Le trouble de jouissance est ainsi constitué. Il ressort de surcroit des documents produits que les problèmes d’humidité ont été signalés par les locataires au bailleur à plusieurs reprises, et ce dès 2013.
Les documents versés aux débats ne permettent en outre aucunement d’établir que les problèmes d’humidité ou de moisissures seraient liés à l’occupation faite du logement par les locataires, et ce même en l’absence de justificatif d’entretien de la VMC entre 2020 et 2023, les désordres relatifs à l’humidité du logement et aux moisissures étant apparus bien avant cette date et le procès-verbal de constat établi par le commissaire de justice en date du 26 octobre 2023 faisant notamment état de grilles de ventilation non obstruées dans la cuisine et les chambres, et d’une grille présente mais ne faisant aucun son dans les WC.
Monsieur [L] [R] sera par conséquent condamné à payer à Monsieur [T] [Y] et Madame [J] [G] épouse [Y] la somme de 3 000 euros, soit environ 10 % du loyer sur une période de 36 mois.
Sur la demande de restitution du dépôt de garantie et les demandes reconventionnelles au titre des réparations locatives et des loyers et charges impayés
En application des dispositions de l’article 22 de la loi du 6 juillet 1989, le dépôt de garantie est restitué dans un délai maximal de deux mois à compter de la remise en main propre, ou par lettre recommandée avec demande d’avis de réception, des clés au bailleur ou à son mandataire, déduction faite, le cas échéant, des sommes restantes dues au bailleur et des sommes dont celui-ci pourrait être tenu, aux lieu et place du locataire, sous réserve qu’elles soient dûment justifiées. A cette fin, le locataire indique au bailleur ou à son mandataire, lors de la remise des clés, l’adresse de son nouveau domicile.
Il est restitué dans un délai maximal d’un mois à compter de la remise des clés par le locataire lorsque l’état des lieux de sortie est conforme à l’état des lieux d’entrée, déduction faite, le cas échéant, des sommes restantes dues au bailleur et des sommes dont celui-ci pourrait être tenu, en lieu et place du locataire, sous réserve qu’elles soient dûment justifiées.
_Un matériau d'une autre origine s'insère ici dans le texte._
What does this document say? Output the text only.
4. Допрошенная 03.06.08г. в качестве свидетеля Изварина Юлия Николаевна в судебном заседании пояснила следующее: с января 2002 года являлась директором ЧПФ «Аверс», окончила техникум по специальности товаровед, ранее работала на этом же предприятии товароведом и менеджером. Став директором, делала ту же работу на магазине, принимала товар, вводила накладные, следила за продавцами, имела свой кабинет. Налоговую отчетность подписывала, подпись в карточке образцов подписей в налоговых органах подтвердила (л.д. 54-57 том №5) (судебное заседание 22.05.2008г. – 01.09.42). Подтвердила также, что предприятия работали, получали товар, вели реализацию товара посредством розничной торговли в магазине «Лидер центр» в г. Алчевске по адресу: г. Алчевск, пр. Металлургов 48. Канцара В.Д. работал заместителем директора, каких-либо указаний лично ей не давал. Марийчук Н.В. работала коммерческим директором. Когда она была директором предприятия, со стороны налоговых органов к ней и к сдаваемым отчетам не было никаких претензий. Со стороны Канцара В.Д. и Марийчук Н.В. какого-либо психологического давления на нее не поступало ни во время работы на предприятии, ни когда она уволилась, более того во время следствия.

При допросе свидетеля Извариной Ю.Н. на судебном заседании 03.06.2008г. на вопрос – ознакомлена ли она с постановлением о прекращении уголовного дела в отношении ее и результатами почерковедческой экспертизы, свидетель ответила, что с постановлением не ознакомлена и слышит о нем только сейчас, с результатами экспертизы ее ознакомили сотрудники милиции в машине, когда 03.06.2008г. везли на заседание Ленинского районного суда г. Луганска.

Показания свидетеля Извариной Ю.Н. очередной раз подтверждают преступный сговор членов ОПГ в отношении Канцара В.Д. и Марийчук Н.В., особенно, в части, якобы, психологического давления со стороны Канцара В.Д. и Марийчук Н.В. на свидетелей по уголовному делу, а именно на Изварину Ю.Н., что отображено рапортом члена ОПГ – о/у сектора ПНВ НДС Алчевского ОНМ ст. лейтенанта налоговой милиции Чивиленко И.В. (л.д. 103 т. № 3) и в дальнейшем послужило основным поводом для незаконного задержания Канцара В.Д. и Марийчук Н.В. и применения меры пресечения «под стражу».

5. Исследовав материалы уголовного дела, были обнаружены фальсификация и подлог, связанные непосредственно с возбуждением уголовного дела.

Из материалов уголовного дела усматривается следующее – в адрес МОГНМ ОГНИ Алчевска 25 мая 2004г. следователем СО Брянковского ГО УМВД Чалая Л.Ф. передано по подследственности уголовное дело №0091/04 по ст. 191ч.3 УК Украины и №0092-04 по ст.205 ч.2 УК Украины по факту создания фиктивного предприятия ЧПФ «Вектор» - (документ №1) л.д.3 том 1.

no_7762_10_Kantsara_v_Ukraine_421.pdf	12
En l’espèce, il n’est pas contesté que Monsieur [T] [Y] et Madame [J] [G] épouse [Y] ont versé une somme de 800 euros lors de leur entrée dans les lieux au titre du dépôt de garantie et que le bailleur a conservé l’intégralité de la somme après leur départ.
Monsieur [L] [R] est donc redevable à l’égard de Monsieur [T] [Y] et Madame [J] [G] épouse [Y] de la somme de 800 euros au titre du dépôt de garantie non restitué.
Pour s’opposer à la restitution du solde, Monsieur [L] [R] fait valoir avoir dû faire réaliser des travaux à hauteurs de 15 613 euros après le départ des locataires afin de remédier aux dégradations causées par les locataires, et précise que les locataires restaient redevables au titre des loyers et charges impayées, ce qui a justifié la non-restitution du dépôt de garantie.
Sur les réparations locatives
L’article 7 c) de la loi du 6 juillet 1989 prévoit que le locataire doit répondre des dégradations et pertes qui surviennent pendant la durée du contrat dans les locaux dont il a la jouissance exclusive, à moins qu’il ne prouve qu’elles aient eu lieu par cas de force majeure, par la faute du bailleur ou par le fait d’un tiers qu’il n’a pas introduit dans le logement.
En outre, l’article 7 d) de la même loi précise que le locataire doit prendre à sa charge l’entretien courant du logement, des équipements mentionnés au contrat et les menues, ainsi que l’ensemble des réparations locatives définies par décret en Conseil d’État, sauf si elles sont occasionnées par vétusté, malfaçon, vice de construction, cas fortuit ou force majeure.
En application de l’article 1353 du Code civil, il appartient à celui qui réclame l’exécution d’une obligation de la prouver et en matière de réparations locatives, il appartient en premier lieu au bailleur de prouver que les réparations dont il sollicite l’indemnisation sont imputables au locataire.
L’existence de dégradations locatives s’apprécie par comparaison entre les états des lieux d’entrée et de sortie. S’il n’a pas été fait un état des lieux d’entrée, le preneur est alors présumé les avoir reçus en bon état de réparations locatives, et doit les rendre tels, sauf à rapporter la preuve contraire. Seul un état des lieux contradictoire peut être opposé aux parties.
Il est constant que la production de devis pour caractériser le préjudice subi par le bailleur du fait de dégradations locatives est suffisante, la production de factures n’étant pas nécessaire.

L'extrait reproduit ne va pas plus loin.